There was an attack on the HK $ last fall. That was the immediate precipitator of the one day 700+ drop of the Dow-Jones Index, largest ever in absolute terms, but not in relative terms. The defense came through massive interest rate hikes that were tanking the Hang Seng (actually it was the latter that hurt global stock markets, FTSie got kicked too, if I remember, as did Nikkei, DAX, and the rest). Those were carried out largely on orders of the PRC authorities and they also tanked real estate prices (that is of the land lease prices). Barkley Rosser On Fri, 31 Jul 1998 07:18:55 +0100 Chris Burford <cburford at gn.apc.org> wrote:
> At 02:56 PM 7/30/98 -0500, Barkley wrote:
> > Actually this is not on the land arrangements in HK
> >but on its non-devaluation. It is clear that a, if not
> >the, major reason HK did not devalue is that the PRC did
> >not want them to. The two economies are deeply linked
> >financially in many ways and an HK devaluation would have
> >put tremendous pressure on the PRC to do so. But,
> >listening closely to Uncle Larry Summers, the PRC had
> >decided not to and ordered HK to hold the line. The real
> >question then becomes how the PRC will pay off the real
> >estate holders in HK who took a hit from the high interest
> >rates needed to defend the HK $.
> >Barkley Rosser
> The PRC of course would not have wanted the Hong Kong Dollar to devalue,
> and presumably has more than one committee monitoring this issue daily. But
> currency raiders and ordinary foreign exchange managers for the big
> corporations must have tested the water repeatedly in the last year to see
> whether an attack on the Hong Kong Dollar would work.

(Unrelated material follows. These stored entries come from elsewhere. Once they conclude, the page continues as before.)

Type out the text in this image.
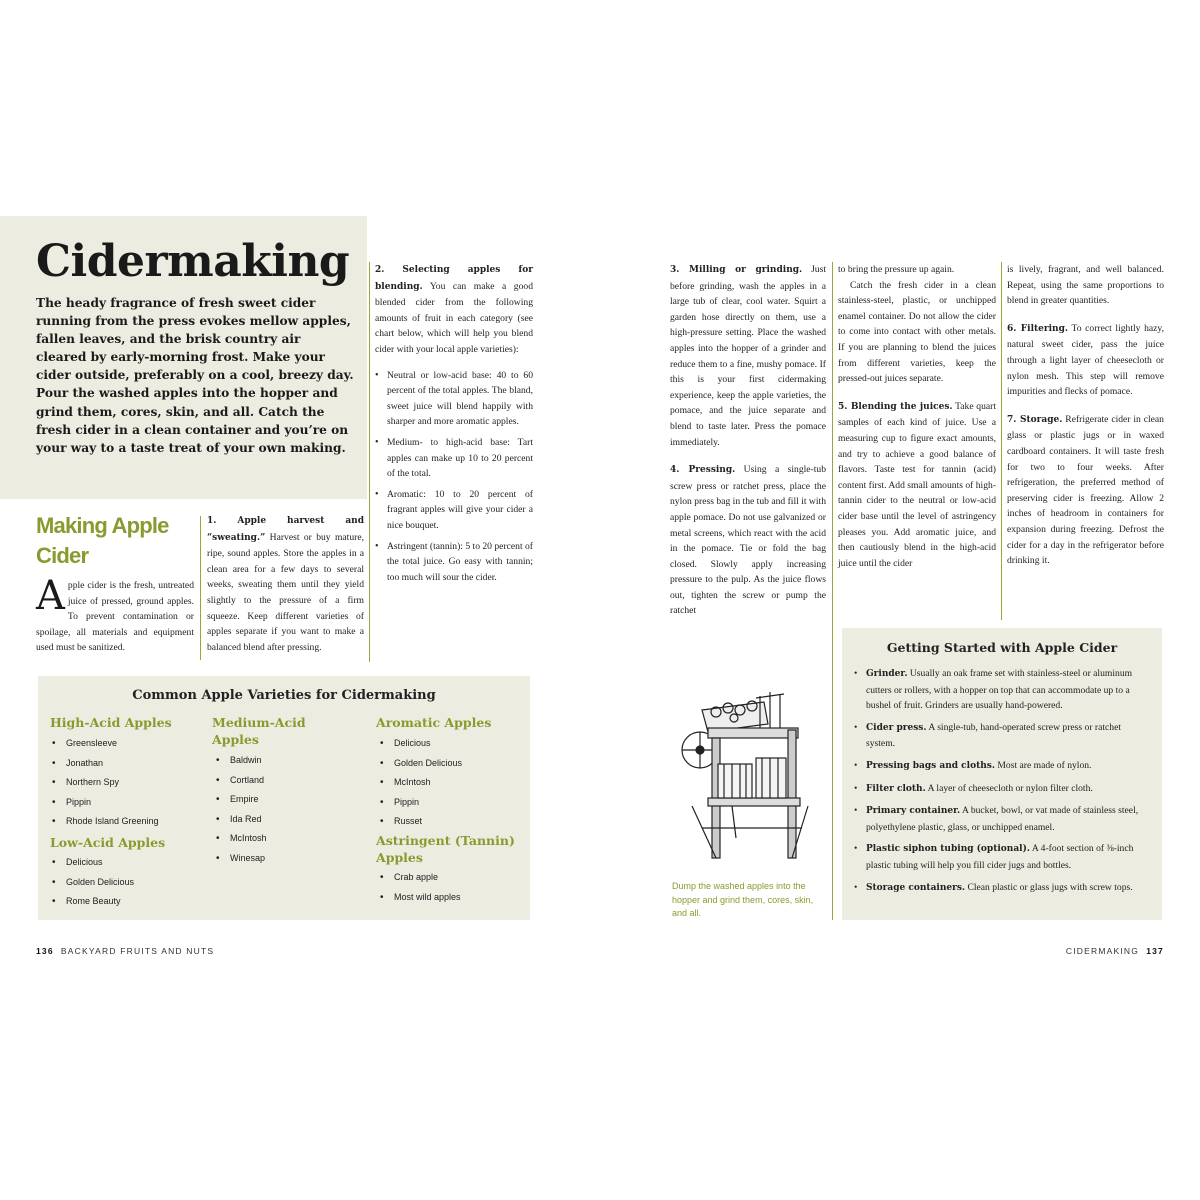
Cidermaking
The heady fragrance of fresh sweet cider running from the press evokes mellow apples, fallen leaves, and the brisk country air cleared by early-morning frost. Make your cider outside, preferably on a cool, breezy day. Pour the washed apples into the hopper and grind them, cores, skin, and all. Catch the fresh cider in a clean container and you’re on your way to a taste treat of your own making.
Making Apple Cider
Apple cider is the fresh, untreated juice of pressed, ground apples. To prevent contamination or spoilage, all materials and equipment used must be sanitized.
1. Apple harvest and “sweating.” Harvest or buy mature, ripe, sound apples. Store the apples in a clean area for a few days to several weeks, sweating them until they yield slightly to the pressure of a firm squeeze. Keep different varieties of apples separate if you want to make a balanced blend after pressing.
2. Selecting apples for blending. You can make a good blended cider from the following amounts of fruit in each category (see chart below, which will help you blend cider with your local apple varieties):
• Neutral or low-acid base: 40 to 60 percent of the total apples. The bland, sweet juice will blend happily with sharper and more aromatic apples.
• Medium- to high-acid base: Tart apples can make up 10 to 20 percent of the total.
• Aromatic: 10 to 20 percent of fragrant apples will give your cider a nice bouquet.
• Astringent (tannin): 5 to 20 percent of the total juice. Go easy with tannin; too much will sour the cider.
Common Apple Varieties for Cidermaking
High-Acid Apples
• Greensleeve
• Jonathan
• Northern Spy
• Pippin
• Rhode Island Greening
Low-Acid Apples
• Delicious
• Golden Delicious
• Rome Beauty
Medium-Acid Apples
• Baldwin
• Cortland
• Empire
• Ida Red
• McIntosh
• Winesap
Aromatic Apples
• Delicious
• Golden Delicious
• McIntosh
• Pippin
• Russet
Astringent (Tannin) Apples
• Crab apple
• Most wild apples
136 BACKYARD FRUITS AND NUTS
3. Milling or grinding. Just before grinding, wash the apples in a large tub of clear, cool water. Squirt a garden hose directly on them, use a high-pressure setting. Place the washed apples into the hopper of a grinder and reduce them to a fine, mushy pomace. If this is your first cidermaking experience, keep the apple varieties, the pomace, and the juice separate and blend to taste later. Press the pomace immediately.
4. Pressing. Using a single-tub screw press or ratchet press, place the nylon press bag in the tub and fill it with apple pomace. Do not use galvanized or metal screens, which react with the acid in the pomace. Tie or fold the bag closed. Slowly apply increasing pressure to the pulp. As the juice flows out, tighten the screw or pump the ratchet
to bring the pressure up again.
Catch the fresh cider in a clean stainless-steel, plastic, or unchipped enamel container. Do not allow the cider to come into contact with other metals. If you are planning to blend the juices from different varieties, keep the pressed-out juices separate.
5. Blending the juices. Take quart samples of each kind of juice. Use a measuring cup to figure exact amounts, and try to achieve a good balance of flavors. Taste test for tannin (acid) content first. Add small amounts of high-tannin cider to the neutral or low-acid cider base until the level of astringency pleases you. Add aromatic juice, and then cautiously blend in the high-acid juice until the cider
is lively, fragrant, and well balanced. Repeat, using the same proportions to blend in greater quantities.
6. Filtering. To correct lightly hazy, natural sweet cider, pass the juice through a light layer of cheesecloth or nylon mesh. This step will remove impurities and flecks of pomace.
7. Storage. Refrigerate cider in clean glass or plastic jugs or in waxed cardboard containers. It will taste fresh for two to four weeks. After refrigeration, the preferred method of preserving cider is freezing. Allow 2 inches of headroom in containers for expansion during freezing. Defrost the cider for a day in the refrigerator before drinking it.
Dump the washed apples into the hopper and grind them, cores, skin, and all.
Getting Started with Apple Cider
• Grinder. Usually an oak frame set with stainless-steel or aluminum cutters or rollers, with a hopper on top that can accommodate up to a bushel of fruit. Grinders are usually hand-powered.
• Cider press. A single-tub, hand-operated screw press or ratchet system.
• Pressing bags and cloths. Most are made of nylon.
• Filter cloth. A layer of cheesecloth or nylon filter cloth.
• Primary container. A bucket, bowl, or vat made of stainless steel, polyethylene plastic, glass, or unchipped enamel.
• Plastic siphon tubing (optional). A 4-foot section of ⅜-inch plastic tubing will help you fill cider jugs and bottles.
• Storage containers. Clean plastic or glass jugs with screw tops.
CIDERMAKING 137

> Do we know that a really serious attack was held at bay only by massive
> intervention from Beijing? That would indeed have been newsworthy, and
> would have greatly weakened the position of the Chinese currency in turn.

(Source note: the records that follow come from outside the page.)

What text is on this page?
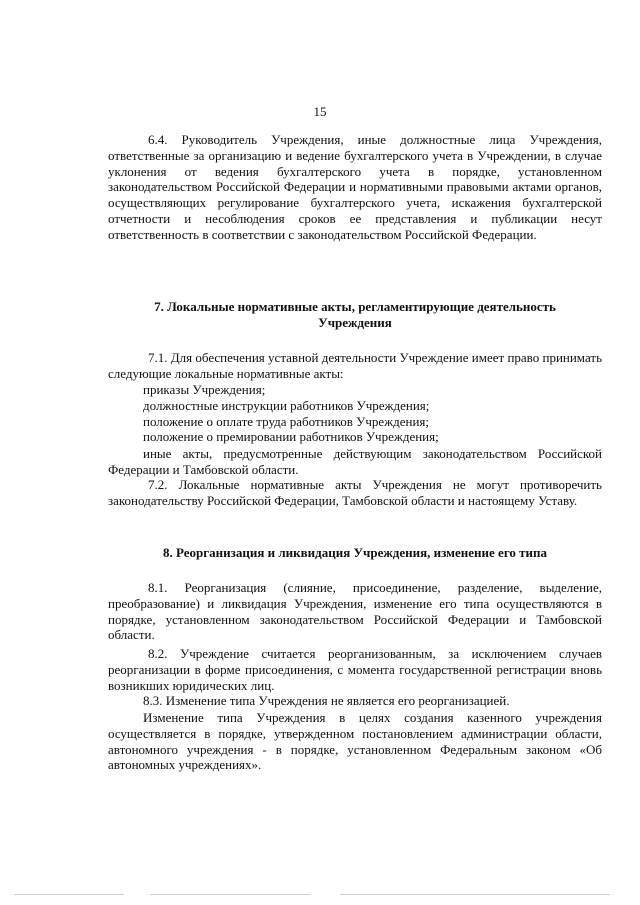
15
6.4. Руководитель Учреждения, иные должностные лица Учреждения, ответственные за организацию и ведение бухгалтерского учета в Учреждении, в случае уклонения от ведения бухгалтерского учета в порядке, установленном законодательством Российской Федерации и нормативными правовыми актами органов, осуществляющих регулирование бухгалтерского учета, искажения бухгалтерской отчетности и несоблюдения сроков ее представления и публикации несут ответственность в соответствии с законодательством Российской Федерации.
7. Локальные нормативные акты, регламентирующие деятельность
Учреждения
7.1. Для обеспечения уставной деятельности Учреждение имеет право принимать следующие локальные нормативные акты:
приказы Учреждения;
должностные инструкции работников Учреждения;
положение о оплате труда работников Учреждения;
положение о премировании работников Учреждения;
иные акты, предусмотренные действующим законодательством Российской Федерации и Тамбовской области.
7.2. Локальные нормативные акты Учреждения не могут противоречить законодательству Российской Федерации, Тамбовской области и настоящему Уставу.
8. Реорганизация и ликвидация Учреждения, изменение его типа
8.1. Реорганизация (слияние, присоединение, разделение, выделение, преобразование) и ликвидация Учреждения, изменение его типа осуществляются в порядке, установленном законодательством Российской Федерации и Тамбовской области.
8.2. Учреждение считается реорганизованным, за исключением случаев реорганизации в форме присоединения, с момента государственной регистрации вновь возникших юридических лиц.
8.3. Изменение типа Учреждения не является его реорганизацией.
Изменение типа Учреждения в целях создания казенного учреждения осуществляется в порядке, утвержденном постановлением администрации области, автономного учреждения - в порядке, установленном Федеральным законом «Об автономных учреждениях».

> That is not generally known to have occurred. Do you have evidence of
> hitherto unpublicised massive support by Beijing for the Hong Kong Dollar?
> If not, my general thesis to which you are resistant, remains that a
> combination of factors, including the currency board system and the public
> ownership land, gave this city state reason for greater business confidence
> at a time of considerable adversity, than say, Japan.